The provisional view of the NRL is that Flanagan and former strength and conditioning coach Trent Elkin failed in their duty of care to players, putting the athletes at risk and exposing them to possible violations of the game's anti-doping code.
But with ASADA's own investigation into the Sharks ongoing, Ings suggested Flanagan may be set for an even more severe punishment if it deems that performance-enhancing drugs were in fact used.
"The best one to look at is (former Canberra winger) Sandor Earl," Ings told AAP when asked on Wednesday if Flanagan potentially faced a lengthier ban of 12 months, which the league can reduce to nine months if he undergoes education and training.
"Sandor is facing a four-year ban for the use and trafficking of performance-enhancing drugs.
"If you're an athlete who is trafficking performance-enhancing drugs, or you're an athlete support person who has been administering performance-enhancing drugs, then the ban under the WADA code can be four years, or even greater, depending on the situation."
Flanagan and the Sharks have until January 15 to appeal his suspension, as well as the proposed cancellation of Elkin's NRL registration and the club's provisional $1 million fine.
But even if any Flanagan appeal is successful, ASADA's findings will be independent, meaning his future in the code remains in jeopardy.
"(NRL boss) David Smith made it very clear yesterday (that) the announcement of the sanctions proposed by the NRL were made after consulting with ASADA (and) that making those announcements would not cut across any aspect of ASADA's current investigation," Ings said.
"The NRL got the go-ahead for that so the sanctions that are imposed are under the NRL's code of conduct.

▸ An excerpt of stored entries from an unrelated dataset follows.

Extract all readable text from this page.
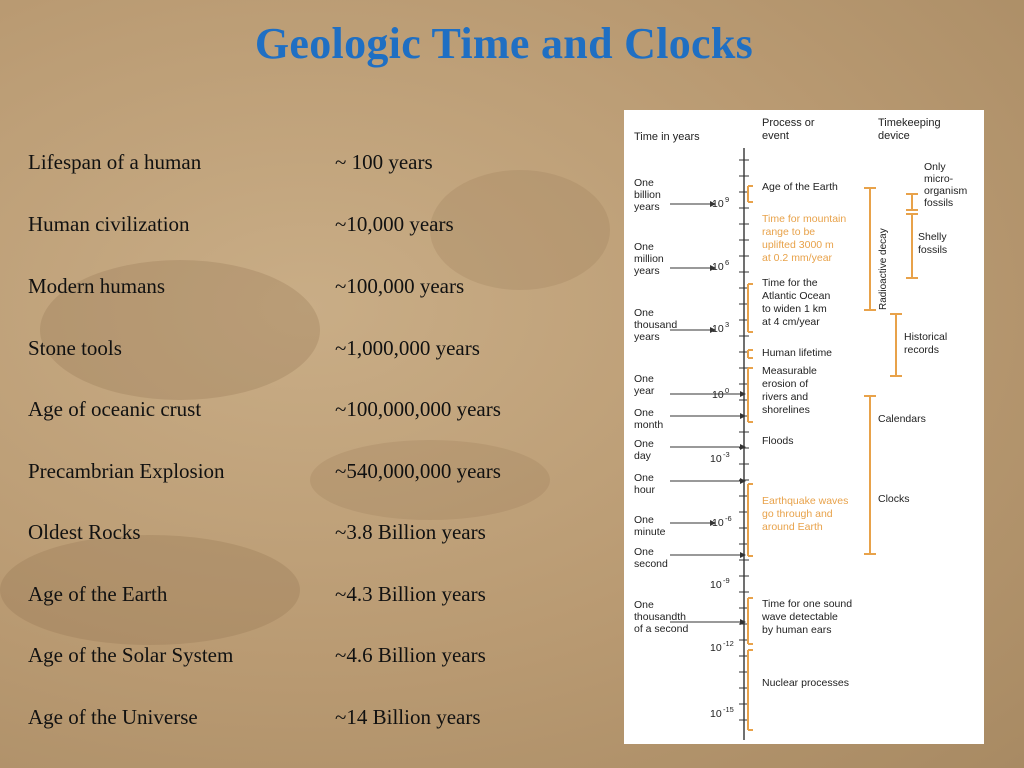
Geologic Time and Clocks
Lifespan of a human	~ 100 years
Human civilization	~10,000 years
Modern humans	~100,000 years
Stone tools	~1,000,000 years
Age of oceanic crust	~100,000,000 years
Precambrian Explosion	~540,000,000 years
Oldest Rocks	~3.8 Billion years
Age of the Earth	~4.3 Billion years
Age of the Solar System	~4.6 Billion years
Age of the Universe	~14 Billion years
Time in years
Process or
event
Timekeeping
device
One
billion
years
One
million
years
One
thousand
years
One
year
One
month
One
day
One
hour
One
minute
One
second
One
thousandth
of a second
10 9
10 6
10 3
10 0
10 -3
10 -6
10 -9
10 -12
10 -15
Age of the Earth
Time for mountain
range to be
uplifted 3000 m
at 0.2 mm/year
Time for the
Atlantic Ocean
to widen 1 km
at 4 cm/year
Human lifetime
Measurable
erosion of
rivers and
shorelines
Floods
Earthquake waves
go through and
around Earth
Time for one sound
wave detectable
by human ears
Nuclear processes
Radioactive decay
Only
micro-
organism
fossils
Shelly
fossils
Historical
records
Calendars
Clocks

They've got nothing to do with any possible future anti-doping violations.
"They're separate and they're independent.
"Smith also made very clear that ASADA's investigation is based around whether the substances were used were actually performance-enhancing drugs. ASADA must complete that investigation and when they do, ASADA will determine whether any player or athlete support staff, be it a coach or trainer or whoever, was in breach of any anti-doping rules."
Flanagan and Elkin aren't the only parties in the firing line, with several Sharks players also in for a nervous wait.
"If ASADA's investigation goes on to say: 'Those substances which were given we, ASADA, can now prove that they were performance-enhancing drugs', then that would be a much more serious violation and would bring serious sanctions under the NRL's anti-doping policy which would be separate to and above and beyond anything that's already been handed down," Ings said.
The Cronulla board will meet on Thursday night to consider their position.
The club on Wednesday closed ranks, with the players refusing to comment before or after training under assistant coach Peter Sharp in what was believed to be their final field session of the year.